The choppiness and seemingly constant mid-session about-faces are obscuring the bigger picture: the S&P 500 has been vacillating within a roughly 100-point range over the past two weeks. It has stayed above 4,050 since the end of May and pushed over 4,160 earlier in the week, a level it’s had difficulty sustaining. It was around 4,117 on Wednesday afternoon in New York.
“We’re trapped in a range,” Anastasia Amoroso, the chief investment strategist at iCapital, told Bloomberg TV, saying investors are trying to decide what the fair value of the market is. “How much are you going to pay for US$235 worth of earnings? 16.5x is fair. Maybe 17.5x is fair, which is roughly where we are today,” she said. “But how much more do you push that?”
The sideways direction of stocks echoes other parts of the financial markets, where high uncertainty about the direction of the economy, inflation and interest rates has pushed asset prices back and forth based on the latest data. The benchmark 10-year Treasury yield has also been range-bound since it pulled off its highs in early May. Even the notoriously volatile Bitcoin has hovered around US$30,000 for a month, failing to break meaningful one way or the other.
Investors have become obsessed with whether the Federal Reserve can raise rates enough to dampen inflation without the economy falling into a recession. But that’s still an open question, given that the Fed is at the early stages of its cycle. And for all the executives and economists putting out dire warnings, there’s seemingly just as many predicting the central bank can manage a soft landing.

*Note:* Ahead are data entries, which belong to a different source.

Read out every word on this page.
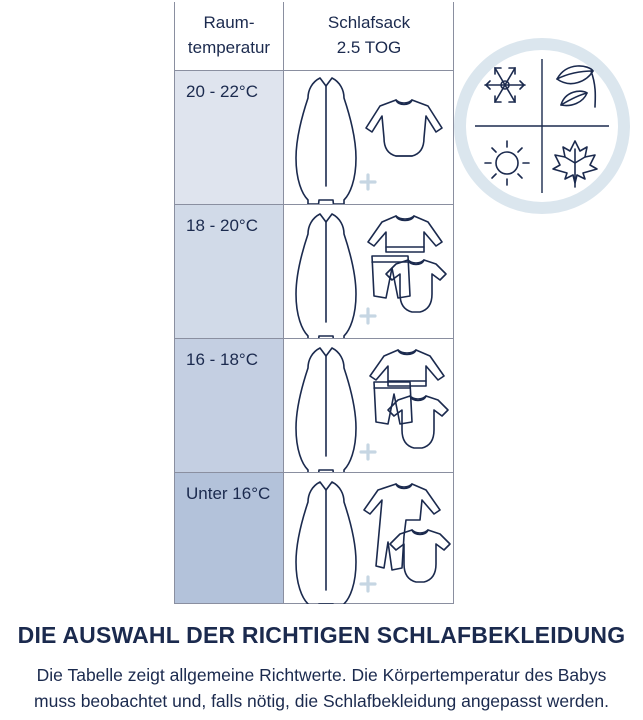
Raum-
temperatur
Schlafsack
2.5 TOG
20 - 22°C
18 - 20°C
16 - 18°C
Unter 16°C
DIE AUSWAHL DER RICHTIGEN SCHLAFBEKLEIDUNG
Die Tabelle zeigt allgemeine Richtwerte. Die Körpertemperatur des Babys
muss beobachtet und, falls nötig, die Schlafbekleidung angepasst werden.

“Markets are going to continue to be choppy until we have reliable evidence that inflation is abating,” said Kara Murphy, CIO of Kestra Holdings.
Other evidence also points to the stock market being stuck in a rut. The S&P 500’s rebound from its mid-May lows is following a path similar to previous bounces this year, according to Nicholas Colas, co-founder of DataTrek Research.
Colas is tracking the VIX, the volatility index. He says that stocks tend to bottom when the gauge gets to between 29 and 37 and top out when it drifts down to 20. The VIX closed at 24 on Tuesday. “That tells us most of the bounce is done unless fundamentals start to improve,” he wrote in a note.